The Inland Revenue data included taxpayers whose returns were not yet due, taxpayers who had filed returns including bright lines income, and taxpayers who are not subject to bright lines because of the main home exemption.  The Commissioner of Inland Revenue acknowledged that there were issues with the Inland Revenue data in a speech to a Chartered Accountants of Australia and New Zealand conference soon after the Inland Revenue started contacting taxpayers and tax agents.  Therefore, the estimate of 25% non-compliance makes for a good headline but is likely to be considerably overstated.  However, there will be many taxpayers who have not met their obligations either due to ignorance of the rules or by deliberately excluding the income.
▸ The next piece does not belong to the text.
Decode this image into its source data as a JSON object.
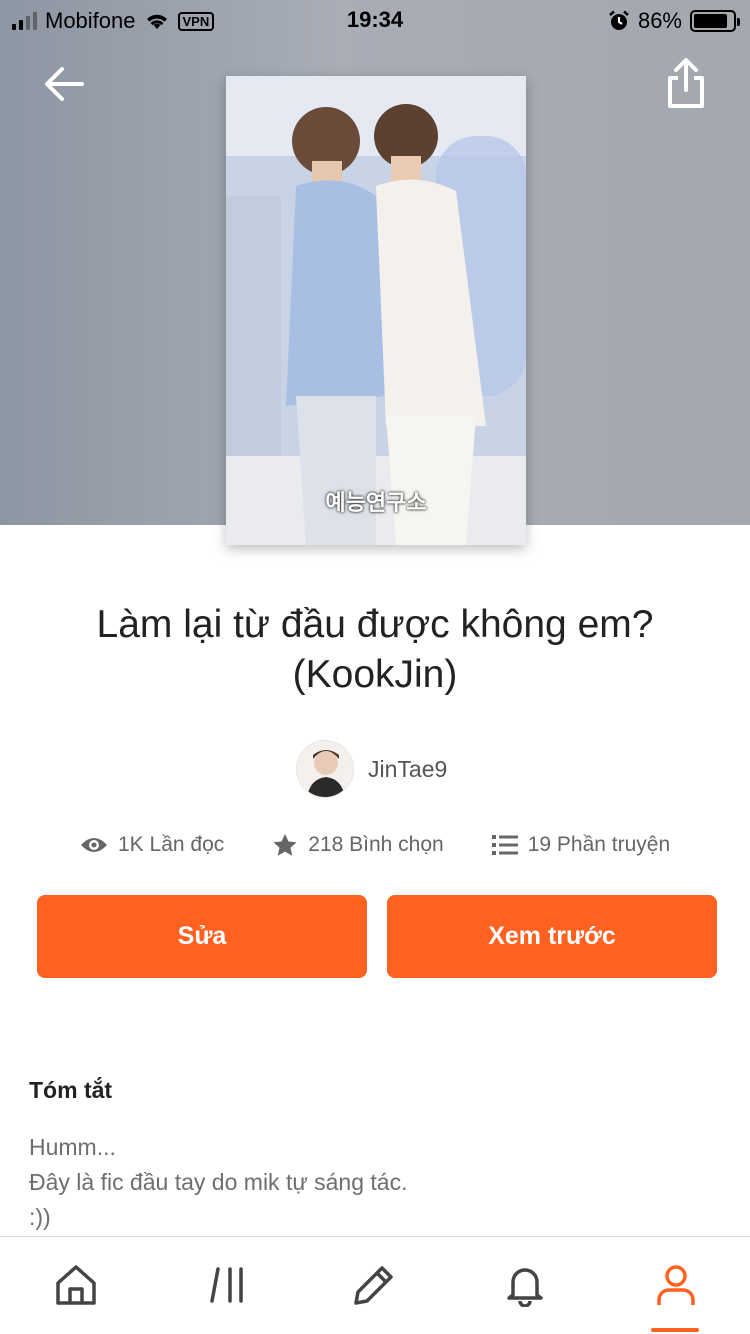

Inland Revenue have focused a lot of their audit activity towards land for the past 15-20 years, and with the political spotlight being on property prices, Inland Revenue focus audit activity in relation to land can only be expected to increase significantly.  Inland Revenue generally gets a good “return on investment” on land related audit activity.  

Inland Revenue have had direct access to Land Information New Zealand (LINZ) data for decades.  Anyone expecting that they can hide a transaction subject to the bright line rules from the Inland Revenue is kidding themselves and should take professional advice as soon as possible.

Extension of sick leave

The Government is being criticised for pushing ahead with its proposal to double sick leave entitlements from 5 to 10 days.  Most people would agree that extending sick leave is a good idea in principle and, in fact, it is estimated that about 50% of employers already offer 10 days or more sick leave.  

The main criticism is that the timing of the change is not ideal as there are still many businesses trying to recover from the impact of Covid-19.  Many commentators are estimating the cost of this change to employers at around $1b per annum.  This will affect business confidence.

Further, it is the hardest hit industries like hospitality and smaller retail stores that are most likely to be impacted by employees abusing sick leave entitlements. 

This change is expected to apply from the middle of 2021.